Department of Health Sciences & the Hull York Medical School, University of York, York, UK.
Department of Health Sciences, University of York, York, UK.
BMC Med. 2023 Jul 4;21(1):244. doi: 10.1186/s12916-023-02936-1.
Randomised controlled trials are often beset by problems with poor recruitment and retention. Information to support decisions on trial participation is usually provided as printed participant information sheets (PIS), which are often long, technical, and unappealing. Multimedia information (MMI), including animations and videos, may be a valuable alternative or complement to a PIS. The Trials Engagement in Children and Adolescents (TRECA) study compared MMI to PIS to investigate the effects on participant recruitment, retention, and quality of decision-making.
We undertook six SWATs (Study Within A Trial) within a series of host trials recruiting children and young people. Potential participants in the host trials were randomly allocated to receive MMI-only, PIS-only, or combined MMI + PIS. We recorded the rates of recruitment and retention (varying between 6 and 26 weeks post-randomisation) in each host trial. Potential participants approached about each host trial were asked to complete a nine-item Decision-Making Questionnaire (DMQ) to indicate their evaluation of the information and their reasons for participation/non-participation. Odds ratios were calculated and combined in a meta-analysis.
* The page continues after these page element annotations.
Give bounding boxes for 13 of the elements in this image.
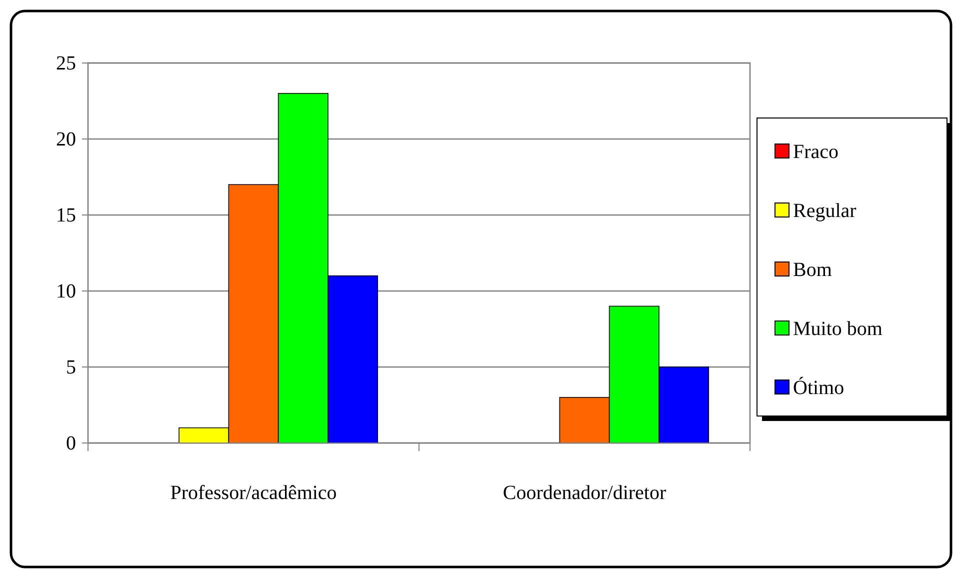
- y-tick-label: 5: [66, 356, 76, 378]
- y-tick-label: 15: [56, 204, 76, 226]
- y-tick-label: 10: [56, 280, 76, 302]
- x-tick-label: Coordenador/diretor: [502, 482, 666, 504]
- y-tick-label: 20: [56, 128, 76, 150]
- legend-label: Ótimo: [793, 376, 844, 399]
- x-tick-label: Professor/acadêmico: [170, 482, 337, 504]
- legend-label: Bom: [793, 259, 832, 281]
- legend-label: Regular: [793, 200, 857, 222]
- y-tick-label: 25: [56, 52, 76, 74]
- y-tick-label: 0: [66, 432, 76, 454]
- legend-label: Fraco: [793, 141, 839, 163]
- legend-label: Muito bom: [793, 318, 883, 340]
Data from 3/6 SWATs for which it was possible were combined in a meta-analysis (n = 1758). Potential participants allocated to MMI-only were more likely to be recruited to the host trial than those allocated to PIS-only (OR 1.54; 95% CI 1.05, 2.28; p = 0.03). Those allocated to combined MMI + PIS compared to PIS-only were no more likely to be recruited to the host trial (OR = 0.89; 95% CI 0.53, 1.50; p = 0.67). Providing MMI rather than PIS did not impact on DMQ scores. Once children and young people had been recruited to host trials, their trial retention rates did not differ according to intervention allocation.
Providing MMI-only increased the trial recruitment rate compared to PIS-only but did not affect DMQ scores. Combined MMI + PIS instead of PIS had no effect on recruitment or retention. MMIs are a useful tool for trial recruitment in children and young people, and they could reduce trial recruitment periods.
随机对照试验常常面临招募和保留方面的问题。支持参与试验决策的信息通常以印刷的参与者信息表(PIS)的形式提供,这些表格通常冗长、技术性强且不吸引人。多媒体信息(MMI),包括动画和视频,可能是 PIS 的一种有价值的替代或补充。儿童和青少年参与试验(TRECA)研究比较了 MMI 与 PIS,以调查其对参与者招募、保留和决策质量的影响。
我们在一系列招募儿童和青少年的宿主试验中进行了六次 SWAT(试验内研究)。宿主试验中的潜在参与者被随机分配接受 MMI 仅、PIS 仅或 MMI+PIS 联合治疗。我们记录了每个宿主试验在随机分组后 6 至 26 周的招募和保留率。每个宿主试验中被招募的潜在参与者被要求完成一份包含九个项目的决策问卷(DMQ),以表明他们对信息的评价以及参与/不参与的原因。计算了比值比并在荟萃分析中进行了合并。
对其中 3 项可进行合并的 SWAT 数据进行了荟萃分析(n=1758)。与分配给 PIS 仅的参与者相比,分配给 MMI 仅的参与者更有可能被招募到宿主试验中(比值比 1.54;95%置信区间 1.05,2.28;p=0.03)。与分配给 PIS 仅的参与者相比,分配给 MMI+PIS 的参与者被招募到宿主试验中的可能性没有增加(比值比=0.89;95%置信区间 0.53,1.50;p=0.67)。提供 MMI 而不是 PIS 并没有影响 DMQ 分数。一旦儿童和青少年被招募到宿主试验中,他们的试验保留率就不会因干预分配而有所不同。
与 PIS 仅相比,仅提供 MMI 可提高试验招募率,但不会影响 DMQ 分数。与 PIS 相比,联合使用 MMI+PIS 对招募或保留没有影响。MMI 是儿童和青少年试验招募的有用工具,可以缩短试验招募期。